Depressing: Holidays and Health Scares

Oh my God, it’s over.  The holidays, I mean – Thanksgiving, Christmas, New Year – are all over.  Even Groundhog Day.  Here I sit and it’s February 5th, and the holidays were all a blur.  I don’t even know if the ground-rat saw his shadow or just the shadows of the thousand people standing around him, or anything.  Maybe he just chucked a beer can at the mayor and called it a day.

I’ve written before about the mess that Florida makes of the winter holidays, with the non-festivity, and the uber-materialism and general lack of anything that I look forward to in the “most wonderful time of the year.”  This year was even beyond that.  We had a health scare in our house, and it overshadowed all of the turkeys, saviors, trees, presents and happy returns.  My wife had a lump on her thyroid, and despite all good news from the medical community throughout the process, well…my wife is unequal parts paranoid, hypochondriac, and control freak.
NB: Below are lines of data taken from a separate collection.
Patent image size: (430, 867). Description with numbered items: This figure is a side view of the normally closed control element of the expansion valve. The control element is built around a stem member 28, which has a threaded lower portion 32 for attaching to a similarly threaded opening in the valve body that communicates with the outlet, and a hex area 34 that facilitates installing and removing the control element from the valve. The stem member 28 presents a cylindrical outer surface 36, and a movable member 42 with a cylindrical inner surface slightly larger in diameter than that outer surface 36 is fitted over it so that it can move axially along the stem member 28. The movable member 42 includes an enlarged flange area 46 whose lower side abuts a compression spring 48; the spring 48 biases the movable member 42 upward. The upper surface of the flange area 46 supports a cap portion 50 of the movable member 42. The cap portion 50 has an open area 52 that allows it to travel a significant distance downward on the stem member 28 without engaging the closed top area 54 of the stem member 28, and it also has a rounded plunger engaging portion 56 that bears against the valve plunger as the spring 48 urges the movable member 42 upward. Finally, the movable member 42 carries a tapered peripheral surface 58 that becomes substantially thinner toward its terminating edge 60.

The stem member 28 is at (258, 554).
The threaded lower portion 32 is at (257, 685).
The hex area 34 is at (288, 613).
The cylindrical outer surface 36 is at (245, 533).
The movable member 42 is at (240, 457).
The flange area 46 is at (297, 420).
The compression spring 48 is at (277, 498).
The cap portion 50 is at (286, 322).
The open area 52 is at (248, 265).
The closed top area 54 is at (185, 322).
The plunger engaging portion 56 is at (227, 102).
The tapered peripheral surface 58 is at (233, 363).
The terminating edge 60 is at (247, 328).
So she found the worst case scenarios, assumed them to be the case, and systematically disbelieved everything that she didn’t read for herself on the internet.  Including her own medical chart and doctors.  So from just before Thanksgiving, through Christmas and New Year, up to her thyroidectomy on January 13, and even today to a certain extent, we were in crisis mode, with constant (and I mean CONSTANT) need for reassurances that her expected-to-be-benign, self-contained lump was not, in fact, one of the Four Horsemen of the Apocalypse taking up residence in her neck, and throwing lassos of cancer to everything attached thereto.  I love my wife, but it drove me just about to my breaking point.

Things were bad, people.

So in the midst of that was the year’s most anticipated day for children, the Big Show, Christmas.  Festivity kind of gets dampened when one’s wife has a crying fit, then huddles on the sofa for hours.  Which was pretty much de rigeur for the month of December and the first half of January.  But, we managed to provide a good day for the kids, or at least they all said so.  Presents they liked.  A feast on Christmas Eve.  And several panic attacks and meltdowns.

The health stuff that overshadowed everything kind of echoed the general unpleasantry that the holidays here seem to bring, and it all combined to really make me feel like I just phoned in the holidays this year.  Just went through the motions.  Presents for the kids didn’t prompt the same slavish dedication to finding just that perfect gift.  More like “oh, they’ll like that, what the hell, let’s get it.”  It worked, they liked it.  Dinner was awesome, the treats were epic.  Cookies were made and consumed, trees were procured from my wife’s hometown in Michigan. (yes, 1,400 miles from our house in Florida)  Said tree was decorated and awesome.  Yada yada yada.

And when January 2 arrived, we undecorated the house and took down the tree and it was like it never happened.  Fear and negativity reigned over the house once again until her thyroid was removed.  They still kind of do.  I’m glad the kids had a good Christmas, but for me…not so much.

Footnote: pathology on my wife’s thyroid showed that the big 3cm nodule that appeared before Thanksgiving and dominated my wife’s consciousness for two months was completely benign.  The littler, 1cm nodules that we knew about were also benign.  And then they found a tiny, tiny 3mm “microcarcinoma” that nobody even knew was there — too small to even show up on an ultrasound.  My wife is a thyroid cancer survivor.